When shareholders buy additional shares at discounted prices, Hernãndez said, the total number of shares outstanding increases. As a result, Elliott’s shares represent a smaller portion of the company, reducing their value. Elliott would have to buy additional shares at a higher cost in order to regain the same level of control in the company.
“In light of the potential for Elliott to significantly increase its position in Southwest Airlines, the board determined that approval of the Rights Plan is prudent to fulfill its fiduciary duties to all shareholders,” said Gary Kelly, executive chairman of the board. . “Southwest Airlines has made a good faith effort to engage constructively with Elliott Investment Management since its initial investment and remains open to any ideas for sustainable value creation.”

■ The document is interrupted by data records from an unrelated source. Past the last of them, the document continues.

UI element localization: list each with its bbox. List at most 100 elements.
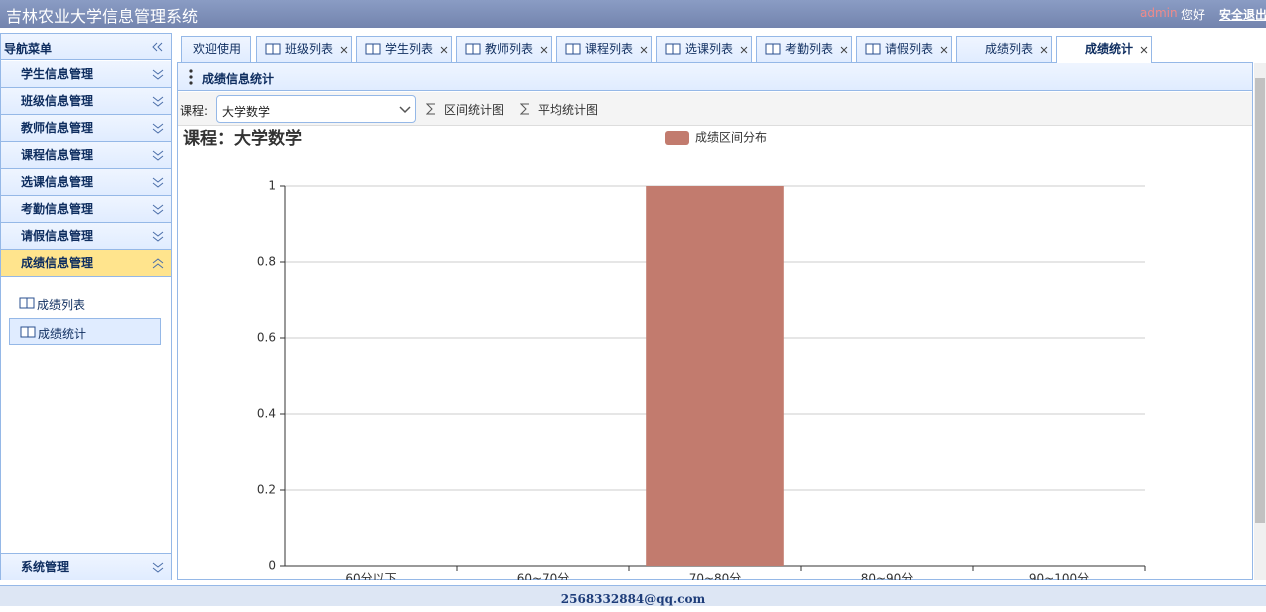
menu-label: 成绩信息管理 bbox=[21, 256, 94, 270]
menu-label: 系统管理 bbox=[21, 560, 70, 574]
tab-close[interactable] bbox=[1140, 46, 1148, 54]
tab-label: 选课列表 bbox=[685, 42, 734, 56]
menu-item[interactable]: 系统管理 bbox=[1, 553, 171, 580]
expand-icon bbox=[152, 123, 164, 134]
content-panel: 成绩信息统计 课程: 大学数学 区间统计图 平均统计图 bbox=[177, 62, 1253, 580]
button-label: 平均统计图 bbox=[538, 103, 599, 117]
scrollbar[interactable] bbox=[1254, 63, 1266, 580]
tab[interactable]: 教师列表 bbox=[456, 36, 552, 62]
book-icon bbox=[19, 297, 35, 309]
tab-close[interactable] bbox=[540, 46, 548, 54]
sigma-icon bbox=[520, 103, 529, 115]
menu-item[interactable]: 请假信息管理 bbox=[1, 223, 171, 250]
chevron bbox=[152, 128, 164, 134]
menu-label: 考勤信息管理 bbox=[21, 202, 94, 216]
header: 吉林农业大学信息管理系统 admin 您好 安全退出 bbox=[0, 0, 1266, 28]
submenu-item[interactable]: 成绩统计 bbox=[9, 318, 161, 345]
tab-close[interactable] bbox=[640, 46, 648, 54]
submenu-item[interactable]: 成绩列表 bbox=[9, 290, 161, 317]
tab[interactable]: 班级列表 bbox=[256, 36, 352, 62]
tab-label: 请假列表 bbox=[885, 42, 934, 56]
menu-item[interactable]: 班级信息管理 bbox=[1, 88, 171, 115]
menu-label: 班级信息管理 bbox=[21, 94, 94, 108]
icon-part bbox=[426, 103, 435, 115]
chevron bbox=[152, 123, 164, 129]
x-tick-label: 60分以下 bbox=[345, 572, 396, 581]
collapse-icon[interactable] bbox=[151, 41, 163, 53]
x-stroke bbox=[740, 46, 748, 54]
tab[interactable]: 考勤列表 bbox=[756, 36, 852, 62]
panel-title: 成绩信息统计 bbox=[202, 72, 275, 86]
expand-icon bbox=[152, 204, 164, 215]
chevron bbox=[152, 69, 164, 75]
menu-item[interactable]: 成绩信息管理 bbox=[1, 250, 171, 277]
chevron bbox=[152, 236, 164, 242]
tab-label: 学生列表 bbox=[385, 42, 434, 56]
tab-close[interactable] bbox=[440, 46, 448, 54]
scroll-thumb[interactable] bbox=[1255, 78, 1265, 523]
chevron bbox=[152, 258, 164, 264]
tab-close[interactable] bbox=[940, 46, 948, 54]
tab[interactable]: 学生列表 bbox=[356, 36, 452, 62]
book-icon bbox=[265, 43, 281, 55]
button-label: 区间统计图 bbox=[444, 103, 505, 117]
tab[interactable]: 选课列表 bbox=[656, 36, 752, 62]
menu-label: 选课信息管理 bbox=[21, 175, 94, 189]
x-tick-label: 90~100分 bbox=[1029, 572, 1089, 581]
chevron bbox=[152, 74, 164, 80]
menu-item[interactable]: 选课信息管理 bbox=[1, 169, 171, 196]
app-title: 吉林农业大学信息管理系统 bbox=[6, 7, 199, 26]
menu-label: 教师信息管理 bbox=[21, 121, 94, 135]
chevron bbox=[152, 263, 164, 269]
tab-close[interactable] bbox=[740, 46, 748, 54]
chart: 课程：大学数学 0 0.2 0.4 0.6 0.8 1 60分以下 60~70分 70~80分 8… bbox=[183, 128, 1146, 581]
submenu-label: 成绩列表 bbox=[37, 298, 86, 312]
sigma-icon bbox=[426, 103, 435, 115]
tab-label: 成绩列表 bbox=[985, 42, 1034, 56]
dropdown-arrow bbox=[399, 106, 411, 114]
tab-label: 成绩统计 bbox=[1085, 42, 1134, 56]
expand-icon bbox=[152, 258, 164, 269]
tab[interactable]: 成绩统计 bbox=[1056, 36, 1152, 63]
chevron bbox=[152, 209, 164, 215]
menu-item[interactable]: 学生信息管理 bbox=[1, 61, 171, 88]
tab-label: 课程列表 bbox=[585, 42, 634, 56]
chevron bbox=[152, 155, 164, 161]
chevron bbox=[152, 96, 164, 102]
sidebar-header: 导航菜单 bbox=[1, 34, 171, 60]
x-stroke bbox=[1040, 46, 1048, 54]
tab-label: 欢迎使用 bbox=[193, 42, 242, 56]
chevron bbox=[152, 567, 164, 573]
tab-close[interactable] bbox=[840, 46, 848, 54]
chevron bbox=[152, 182, 164, 188]
course-select[interactable]: 大学数学 bbox=[216, 95, 416, 123]
menu-item[interactable]: 课程信息管理 bbox=[1, 142, 171, 169]
tab[interactable]: 课程列表 bbox=[556, 36, 652, 62]
x-stroke bbox=[640, 46, 648, 54]
tab[interactable]: 欢迎使用 bbox=[181, 36, 251, 62]
menu-item[interactable]: 考勤信息管理 bbox=[1, 196, 171, 223]
tab[interactable]: 请假列表 bbox=[856, 36, 952, 62]
sidebar: 导航菜单 学生信息管理班级信息管理 教师信息管理课程信息管理选课信息管理 考勤信息管… bbox=[0, 33, 172, 580]
menu-dots bbox=[189, 69, 193, 85]
x-stroke bbox=[1140, 46, 1148, 54]
chevron bbox=[152, 231, 164, 237]
legend-label: 成绩区间分布 bbox=[695, 131, 767, 145]
tab-close[interactable] bbox=[1040, 46, 1048, 54]
x-stroke bbox=[540, 46, 548, 54]
toolbar: 课程: 大学数学 区间统计图 平均统计图 bbox=[178, 92, 1252, 126]
footer-text: 2568332884@qq.com bbox=[560, 592, 706, 606]
tab-close[interactable] bbox=[340, 46, 348, 54]
tab[interactable]: 成绩列表 bbox=[956, 36, 1052, 62]
greeting: 您好 bbox=[1181, 8, 1206, 22]
tab-label: 班级列表 bbox=[285, 42, 334, 56]
chevron bbox=[152, 177, 164, 183]
x-stroke bbox=[340, 46, 348, 54]
expand-icon bbox=[152, 562, 164, 573]
menu-item[interactable]: 教师信息管理 bbox=[1, 115, 171, 142]
x-tick-label: 80~90分 bbox=[861, 572, 914, 581]
x-stroke bbox=[940, 46, 948, 54]
logout-link[interactable]: 安全退出 bbox=[1219, 8, 1266, 22]
bar bbox=[646, 186, 784, 566]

Elliott declined to comment further on the matter.
Southwest has long been a problem in an industry where competitors tend to mirror each other. The airline does not charge for the first two bags for passengers and does not assign seats, two sources of profit for US airlines.
“You have to be very informed before you start proposing changes that could affect Southwest Airlines’ business model,” Southwest CEO Bob Jordan told reporters last month.
The letter to Southwest’s board specifically called for the removal of Kelly and Jordan. Jordan has publicly told reporters that he has no plans to leave.
Elliott’s letter, originally sent to Southwest’s board of directors in June, asked the company to consider three recommendations: improve the board, improve leadership and undertake a business review.
According to a statement Wednesday, Southwest’s board and advisers considered Elliott’s stock, the fact that it had not reported its full purported position in Southwest per filing with the U.S. Securities and Exchange Commission and that Elliott has made regulatory filings with US antitrust authorities that will give it the flexibility to take a significantly larger percentage of Southwest Airlines’ voting power in two of its funds starting July 11.
Other publicly traded companies have also adopted rights plans designed to make it more difficult for outside investment groups to gain enough control of a company’s stock to prevent a board takeover or movement of others to check the firm.
In 2022, Twitter Inc., now known as X, adopted a similar shareholder rights plan that became possible if a party acquired 15% of the stock without prior approval, according to Bloomberg. At the time, Tesla CEO Elon Musk was making big money offers for the company, among other parties interested in buying Twitter. Later that year, Musk bought the social media platform for $44 billion.
To break it down further, Southwest will issue one right for each share of common stock that will initially trade with Southwest’s common stock and will become exercisable only if any person or group earns 12.5%. or more, of the common stock of the company.
If the rights become exercisable, all holders of the rights will be entitled to purchase shares of common stock at a discount of 50% to the current market price or the company may exchange any rights held by such holders for a share of common stock, according to Southwest. Any stockholder who currently owns more than the incentive percentage may continue to own his shares of common stock, but the rights will become exercisable if a stockholder subsequently increases his ownership by one or more shares.
From a messaging standpoint, Gottfried said, this announcement gives Elliott a “sound bite” that the company is taking steps to strengthen its violations.
It could further escalate shareholder tensions when Southwest has not been performing well financially. Southwest reports its second quarter results on July 25. Last week, Southwest lowered its financial expectations for the quarter, “driven primarily by the complexities in aligning revenue management with current booking patterns in this dynamic environment.”